Source: Bloomberg
The People's Bank of China is expected to obtain an asthma that has been expected from the global financial market dynamics. Investors and traders have waited for a long -awaited currency stimulus policy may gradually approach.
The Bank of China unexpectedly reducing interest rates two weeks ago may be just the beginning. Some economists now expect a total of three interest rate cuts in 2024, which will be a loose scale that has not been seen for many years.With concerns about economic recession, a potential disruptive factor is that the Fed may adopt a more active interest rate cut.
Xu Yongbin, co -investment director of Youshan Fund, said that, given that the trader expects that the Federal Reserve will have more interest rate cuts, the Central Bank of China is more room for interest rate cuts now; it is expected that the People's Bank of China will have at least one or two times this year.Monthly cut interest rates.
Chinese decision makers have carried out the RMB exchange rate defense war of the year and below, maintaining domestic interest rates unchanged, waiting for the Federal Reserve to reduce the lending cost from a 20 -year high.If China and the United States have expanded, it may exacerbate the capital outflow situation and lower the currency exchange rate.

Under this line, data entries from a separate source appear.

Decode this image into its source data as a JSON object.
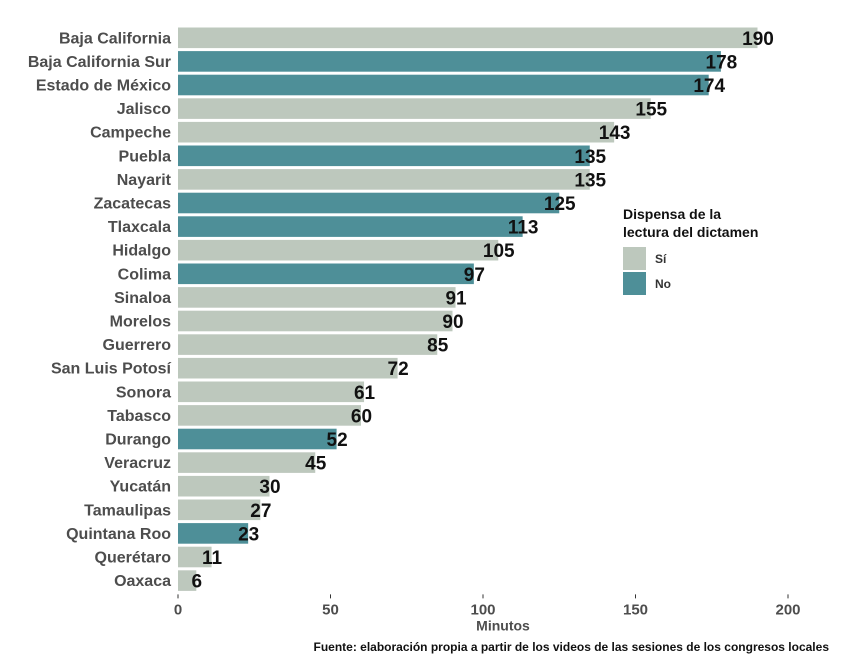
{
  "chart_data": {
    "type": "bar",
    "orientation": "horizontal",
    "categories": [
      "Baja California",
      "Baja California Sur",
      "Estado de México",
      "Jalisco",
      "Campeche",
      "Puebla",
      "Nayarit",
      "Zacatecas",
      "Tlaxcala",
      "Hidalgo",
      "Colima",
      "Sinaloa",
      "Morelos",
      "Guerrero",
      "San Luis Potosí",
      "Sonora",
      "Tabasco",
      "Durango",
      "Veracruz",
      "Yucatán",
      "Tamaulipas",
      "Quintana Roo",
      "Querétaro",
      "Oaxaca"
    ],
    "values": [
      190,
      178,
      174,
      155,
      143,
      135,
      135,
      125,
      113,
      105,
      97,
      91,
      90,
      85,
      72,
      61,
      60,
      52,
      45,
      30,
      27,
      23,
      11,
      6
    ],
    "group": [
      "Sí",
      "No",
      "No",
      "Sí",
      "Sí",
      "No",
      "Sí",
      "No",
      "No",
      "Sí",
      "No",
      "Sí",
      "Sí",
      "Sí",
      "Sí",
      "Sí",
      "Sí",
      "No",
      "Sí",
      "Sí",
      "Sí",
      "No",
      "Sí",
      "Sí"
    ],
    "title": "",
    "xlabel": "Minutos",
    "ylabel": "",
    "xlim": [
      0,
      200
    ],
    "xticks": [
      0,
      50,
      100,
      150,
      200
    ],
    "grid": false,
    "legend": {
      "title_line1": "Dispensa de la",
      "title_line2": "lectura del dictamen",
      "placement": "right",
      "entries": [
        {
          "label": "Sí",
          "color": "#bdc8bd"
        },
        {
          "label": "No",
          "color": "#4e8f98"
        }
      ]
    },
    "colors": {
      "Sí": "#bdc8bd",
      "No": "#4e8f98"
    },
    "caption": "Fuente: elaboración propia a partir de los videos de las sesiones de los congresos locales"
  }
}
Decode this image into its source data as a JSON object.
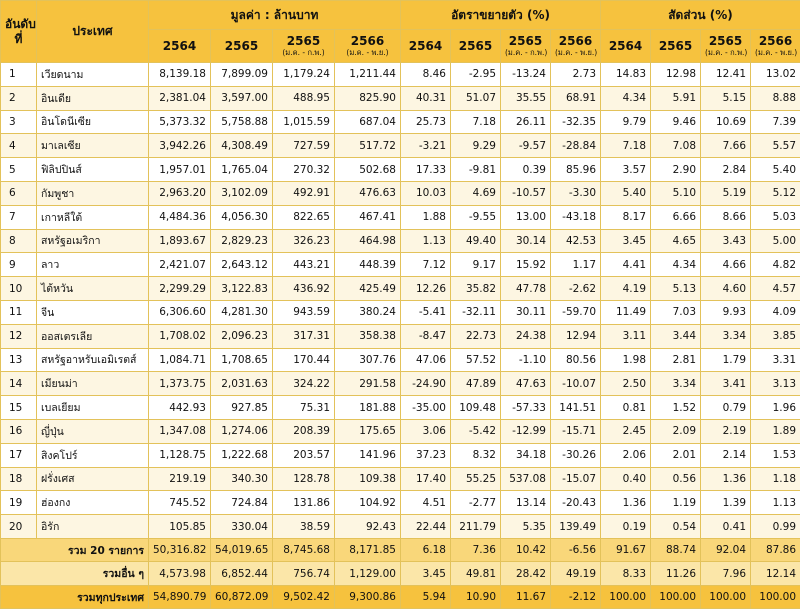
{
  "header": {
    "rank_label": "อันดับที่",
    "country_label": "ประเทศ",
    "groups": [
      "มูลค่า : ล้านบาท",
      "อัตราขยายตัว (%)",
      "สัดส่วน (%)"
    ],
    "years": [
      {
        "year": "2564",
        "sub": ""
      },
      {
        "year": "2565",
        "sub": ""
      },
      {
        "year": "2565",
        "sub": "(ม.ค. - ก.พ.)"
      },
      {
        "year": "2566",
        "sub": "(ม.ค. - พ.ย.)"
      }
    ]
  },
  "rows": [
    {
      "rank": "1",
      "name": "เวียดนาม",
      "v": [
        "8,139.18",
        "7,899.09",
        "1,179.24",
        "1,211.44"
      ],
      "g": [
        "8.46",
        "-2.95",
        "-13.24",
        "2.73"
      ],
      "s": [
        "14.83",
        "12.98",
        "12.41",
        "13.02"
      ]
    },
    {
      "rank": "2",
      "name": "อินเดีย",
      "v": [
        "2,381.04",
        "3,597.00",
        "488.95",
        "825.90"
      ],
      "g": [
        "40.31",
        "51.07",
        "35.55",
        "68.91"
      ],
      "s": [
        "4.34",
        "5.91",
        "5.15",
        "8.88"
      ]
    },
    {
      "rank": "3",
      "name": "อินโดนีเซีย",
      "v": [
        "5,373.32",
        "5,758.88",
        "1,015.59",
        "687.04"
      ],
      "g": [
        "25.73",
        "7.18",
        "26.11",
        "-32.35"
      ],
      "s": [
        "9.79",
        "9.46",
        "10.69",
        "7.39"
      ]
    },
    {
      "rank": "4",
      "name": "มาเลเซีย",
      "v": [
        "3,942.26",
        "4,308.49",
        "727.59",
        "517.72"
      ],
      "g": [
        "-3.21",
        "9.29",
        "-9.57",
        "-28.84"
      ],
      "s": [
        "7.18",
        "7.08",
        "7.66",
        "5.57"
      ]
    },
    {
      "rank": "5",
      "name": "ฟิลิปปินส์",
      "v": [
        "1,957.01",
        "1,765.04",
        "270.32",
        "502.68"
      ],
      "g": [
        "17.33",
        "-9.81",
        "0.39",
        "85.96"
      ],
      "s": [
        "3.57",
        "2.90",
        "2.84",
        "5.40"
      ]
    },
    {
      "rank": "6",
      "name": "กัมพูชา",
      "v": [
        "2,963.20",
        "3,102.09",
        "492.91",
        "476.63"
      ],
      "g": [
        "10.03",
        "4.69",
        "-10.57",
        "-3.30"
      ],
      "s": [
        "5.40",
        "5.10",
        "5.19",
        "5.12"
      ]
    },
    {
      "rank": "7",
      "name": "เกาหลีใต้",
      "v": [
        "4,484.36",
        "4,056.30",
        "822.65",
        "467.41"
      ],
      "g": [
        "1.88",
        "-9.55",
        "13.00",
        "-43.18"
      ],
      "s": [
        "8.17",
        "6.66",
        "8.66",
        "5.03"
      ]
    },
    {
      "rank": "8",
      "name": "สหรัฐอเมริกา",
      "v": [
        "1,893.67",
        "2,829.23",
        "326.23",
        "464.98"
      ],
      "g": [
        "1.13",
        "49.40",
        "30.14",
        "42.53"
      ],
      "s": [
        "3.45",
        "4.65",
        "3.43",
        "5.00"
      ]
    },
    {
      "rank": "9",
      "name": "ลาว",
      "v": [
        "2,421.07",
        "2,643.12",
        "443.21",
        "448.39"
      ],
      "g": [
        "7.12",
        "9.17",
        "15.92",
        "1.17"
      ],
      "s": [
        "4.41",
        "4.34",
        "4.66",
        "4.82"
      ]
    },
    {
      "rank": "10",
      "name": "ไต้หวัน",
      "v": [
        "2,299.29",
        "3,122.83",
        "436.92",
        "425.49"
      ],
      "g": [
        "12.26",
        "35.82",
        "47.78",
        "-2.62"
      ],
      "s": [
        "4.19",
        "5.13",
        "4.60",
        "4.57"
      ]
    },
    {
      "rank": "11",
      "name": "จีน",
      "v": [
        "6,306.60",
        "4,281.30",
        "943.59",
        "380.24"
      ],
      "g": [
        "-5.41",
        "-32.11",
        "30.11",
        "-59.70"
      ],
      "s": [
        "11.49",
        "7.03",
        "9.93",
        "4.09"
      ]
    },
    {
      "rank": "12",
      "name": "ออสเตรเลีย",
      "v": [
        "1,708.02",
        "2,096.23",
        "317.31",
        "358.38"
      ],
      "g": [
        "-8.47",
        "22.73",
        "24.38",
        "12.94"
      ],
      "s": [
        "3.11",
        "3.44",
        "3.34",
        "3.85"
      ]
    },
    {
      "rank": "13",
      "name": "สหรัฐอาหรับเอมิเรตส์",
      "v": [
        "1,084.71",
        "1,708.65",
        "170.44",
        "307.76"
      ],
      "g": [
        "47.06",
        "57.52",
        "-1.10",
        "80.56"
      ],
      "s": [
        "1.98",
        "2.81",
        "1.79",
        "3.31"
      ]
    },
    {
      "rank": "14",
      "name": "เมียนม่า",
      "v": [
        "1,373.75",
        "2,031.63",
        "324.22",
        "291.58"
      ],
      "g": [
        "-24.90",
        "47.89",
        "47.63",
        "-10.07"
      ],
      "s": [
        "2.50",
        "3.34",
        "3.41",
        "3.13"
      ]
    },
    {
      "rank": "15",
      "name": "เบลเยียม",
      "v": [
        "442.93",
        "927.85",
        "75.31",
        "181.88"
      ],
      "g": [
        "-35.00",
        "109.48",
        "-57.33",
        "141.51"
      ],
      "s": [
        "0.81",
        "1.52",
        "0.79",
        "1.96"
      ]
    },
    {
      "rank": "16",
      "name": "ญี่ปุ่น",
      "v": [
        "1,347.08",
        "1,274.06",
        "208.39",
        "175.65"
      ],
      "g": [
        "3.06",
        "-5.42",
        "-12.99",
        "-15.71"
      ],
      "s": [
        "2.45",
        "2.09",
        "2.19",
        "1.89"
      ]
    },
    {
      "rank": "17",
      "name": "สิงคโปร์",
      "v": [
        "1,128.75",
        "1,222.68",
        "203.57",
        "141.96"
      ],
      "g": [
        "37.23",
        "8.32",
        "34.18",
        "-30.26"
      ],
      "s": [
        "2.06",
        "2.01",
        "2.14",
        "1.53"
      ]
    },
    {
      "rank": "18",
      "name": "ฝรั่งเศส",
      "v": [
        "219.19",
        "340.30",
        "128.78",
        "109.38"
      ],
      "g": [
        "17.40",
        "55.25",
        "537.08",
        "-15.07"
      ],
      "s": [
        "0.40",
        "0.56",
        "1.36",
        "1.18"
      ]
    },
    {
      "rank": "19",
      "name": "ฮ่องกง",
      "v": [
        "745.52",
        "724.84",
        "131.86",
        "104.92"
      ],
      "g": [
        "4.51",
        "-2.77",
        "13.14",
        "-20.43"
      ],
      "s": [
        "1.36",
        "1.19",
        "1.39",
        "1.13"
      ]
    },
    {
      "rank": "20",
      "name": "อิรัก",
      "v": [
        "105.85",
        "330.04",
        "38.59",
        "92.43"
      ],
      "g": [
        "22.44",
        "211.79",
        "5.35",
        "139.49"
      ],
      "s": [
        "0.19",
        "0.54",
        "0.41",
        "0.99"
      ]
    }
  ],
  "summary": [
    {
      "label": "รวม 20 รายการ",
      "v": [
        "50,316.82",
        "54,019.65",
        "8,745.68",
        "8,171.85"
      ],
      "g": [
        "6.18",
        "7.36",
        "10.42",
        "-6.56"
      ],
      "s": [
        "91.67",
        "88.74",
        "92.04",
        "87.86"
      ]
    },
    {
      "label": "รวมอื่น ๆ",
      "v": [
        "4,573.98",
        "6,852.44",
        "756.74",
        "1,129.00"
      ],
      "g": [
        "3.45",
        "49.81",
        "28.42",
        "49.19"
      ],
      "s": [
        "8.33",
        "11.26",
        "7.96",
        "12.14"
      ]
    },
    {
      "label": "รวมทุกประเทศ",
      "v": [
        "54,890.79",
        "60,872.09",
        "9,502.42",
        "9,300.86"
      ],
      "g": [
        "5.94",
        "10.90",
        "11.67",
        "-2.12"
      ],
      "s": [
        "100.00",
        "100.00",
        "100.00",
        "100.00"
      ]
    }
  ]
}
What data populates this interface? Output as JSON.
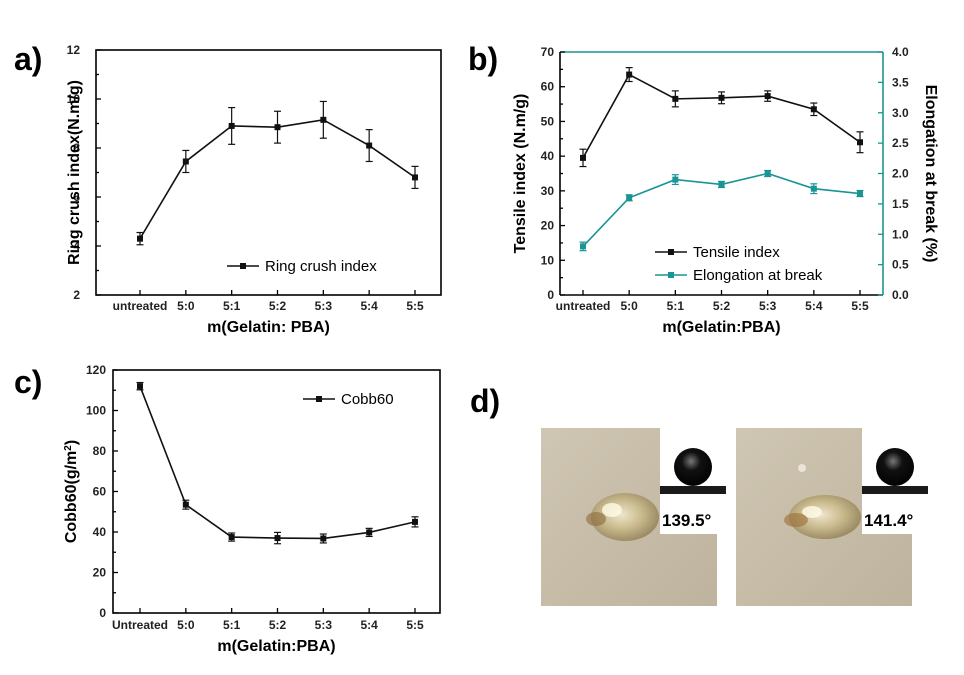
{
  "panels": {
    "a": "a)",
    "b": "b)",
    "c": "c)",
    "d": "d)"
  },
  "colors": {
    "black": "#111111",
    "teal": "#1a9494",
    "paper": "#c9c0ad"
  },
  "chart_data": [
    {
      "id": "a",
      "type": "line",
      "categories": [
        "untreated",
        "5:0",
        "5:1",
        "5:2",
        "5:3",
        "5:4",
        "5:5"
      ],
      "series": [
        {
          "name": "Ring crush index",
          "values": [
            4.3,
            7.45,
            8.9,
            8.85,
            9.15,
            8.1,
            6.8
          ],
          "errors": [
            0.25,
            0.45,
            0.75,
            0.65,
            0.75,
            0.65,
            0.45
          ]
        }
      ],
      "xlabel": "m(Gelatin: PBA)",
      "ylabel": "Ring crush index(N.m/g)",
      "ylim": [
        2,
        12
      ],
      "yticks": [
        2,
        4,
        6,
        8,
        10,
        12
      ],
      "legend_position": "bottom-right"
    },
    {
      "id": "b",
      "type": "line",
      "categories": [
        "untreated",
        "5:0",
        "5:1",
        "5:2",
        "5:3",
        "5:4",
        "5:5"
      ],
      "series": [
        {
          "name": "Tensile index",
          "axis": "left",
          "values": [
            39.5,
            63.5,
            56.5,
            56.8,
            57.3,
            53.5,
            44.0
          ],
          "errors": [
            2.5,
            2.0,
            2.3,
            1.7,
            1.5,
            1.8,
            3.0
          ]
        },
        {
          "name": "Elongation at break",
          "axis": "right",
          "values": [
            0.8,
            1.6,
            1.9,
            1.82,
            2.0,
            1.75,
            1.67
          ],
          "errors": [
            0.07,
            0.05,
            0.08,
            0.05,
            0.05,
            0.08,
            0.05
          ]
        }
      ],
      "xlabel": "m(Gelatin:PBA)",
      "ylabel": "Tensile index (N.m/g)",
      "y2label": "Elongation at break (%)",
      "ylim": [
        0,
        70
      ],
      "yticks": [
        0,
        10,
        20,
        30,
        40,
        50,
        60,
        70
      ],
      "y2lim": [
        0.0,
        4.0
      ],
      "y2ticks": [
        "0.0",
        "0.5",
        "1.0",
        "1.5",
        "2.0",
        "2.5",
        "3.0",
        "3.5",
        "4.0"
      ],
      "legend_position": "bottom-right"
    },
    {
      "id": "c",
      "type": "line",
      "categories": [
        "Untreated",
        "5:0",
        "5:1",
        "5:2",
        "5:3",
        "5:4",
        "5:5"
      ],
      "series": [
        {
          "name": "Cobb60",
          "values": [
            112,
            53.5,
            37.5,
            37.0,
            36.8,
            39.8,
            45.0
          ],
          "errors": [
            1.8,
            2.2,
            2.0,
            2.8,
            2.2,
            2.0,
            2.5
          ]
        }
      ],
      "xlabel": "m(Gelatin:PBA)",
      "ylabel": "Cobb60(g/m",
      "ylabel_sup": "2",
      "ylabel_end": ")",
      "ylim": [
        0,
        120
      ],
      "yticks": [
        0,
        20,
        40,
        60,
        80,
        100,
        120
      ],
      "legend_position": "top-right"
    }
  ],
  "photos": [
    {
      "label": "139.5°",
      "angle": 139.5
    },
    {
      "label": "141.4°",
      "angle": 141.4
    }
  ]
}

But U.S. Treasury bonds have risen sharply, lowered the US yield and reduced the pressure on the renminbi.The interest rate futures show that traders are now expected to cut interest rates at least a percentage point by the Fed by the end of the year, starting from September or earlier.
For China, this means that the central bank has less worries, and the opportunity to boost the economy is in front of it.
Since the end of last year, the RMB has faced the pressure of depreciation, which stems from the pessimistic mood of China's growth prospects, and the gap between the yield of US Treasury bonds and the yield of China Treasury bonds has expanded.
However, the difference between the return rate of 10 -year Treasury bonds in the United States and China this week has narrowed to its lowest level since February, which has weakened the attractiveness of US Treasury bonds relative to Chinese Treasury bonds.
Therefore, some analysts and investors predict that the People's Bank of China may take action within a few weeks.The Fed is expected to cut interest rates two to three times this year, and Macgench Group is expected to cut interest rates at least twice this year, which will be twice as expected before this year.